The embassy is to be opened in an existing U.S. facility that will be “retrofitted” to meet safety and security requirements, Undersecretary of State Steve Goldstein said in Washington. He said Secretary of State Rex Tillerson had yet to sign off on the safety plan for the new facility but would do so in coming weeks.

The most likely location is in Jerusalem’s Arnona neighborhood in a modern building that currently handles U.S. consular affairs such as issuing passports, birth certificates and travel visas, said a U.S. official who spoke on condition of anonymity. The U.S. consul-general works out of another Jerusalem facility that handles political affairs and diplomatic functions.

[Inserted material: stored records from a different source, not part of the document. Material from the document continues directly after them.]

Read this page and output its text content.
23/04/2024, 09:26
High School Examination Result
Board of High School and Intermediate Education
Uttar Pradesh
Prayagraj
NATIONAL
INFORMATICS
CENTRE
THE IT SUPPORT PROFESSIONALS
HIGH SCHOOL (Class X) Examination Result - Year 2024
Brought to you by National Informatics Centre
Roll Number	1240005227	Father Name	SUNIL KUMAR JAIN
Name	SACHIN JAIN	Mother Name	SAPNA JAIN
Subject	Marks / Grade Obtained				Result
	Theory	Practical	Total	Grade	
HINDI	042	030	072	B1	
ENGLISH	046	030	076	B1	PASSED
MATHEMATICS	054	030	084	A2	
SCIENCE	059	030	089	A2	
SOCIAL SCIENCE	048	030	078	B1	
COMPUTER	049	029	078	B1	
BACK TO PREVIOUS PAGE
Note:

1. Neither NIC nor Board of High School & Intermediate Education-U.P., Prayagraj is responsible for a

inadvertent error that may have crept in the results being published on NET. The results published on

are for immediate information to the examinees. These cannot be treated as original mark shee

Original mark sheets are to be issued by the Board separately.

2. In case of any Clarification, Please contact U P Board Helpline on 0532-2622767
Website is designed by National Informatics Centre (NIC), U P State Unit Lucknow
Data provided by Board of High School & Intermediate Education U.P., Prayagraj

The retrofitted building had been originally envisioned as an interim plan that would allow Trump to quickly fulfill his vow to move the embassy.

It was unclear after Pence’s speech whether Trump still intended to break ground later on a new embassy elsewhere in Jerusalem or to use the retrofitted one permanently.

“We expect that to be the embassy,” Goldstein said of the facility that will open next year. “We do not have a plan at current to build a new embassy.”

Pence was preceded on the Knesset dais by Prime Minister Benjamin Netanyahu, who lavished his guest with praise and gratitude. It was part of an exceptionally warm welcome for Pence in Israel, which has been overjoyed by Trump’s pivot on Jerusalem.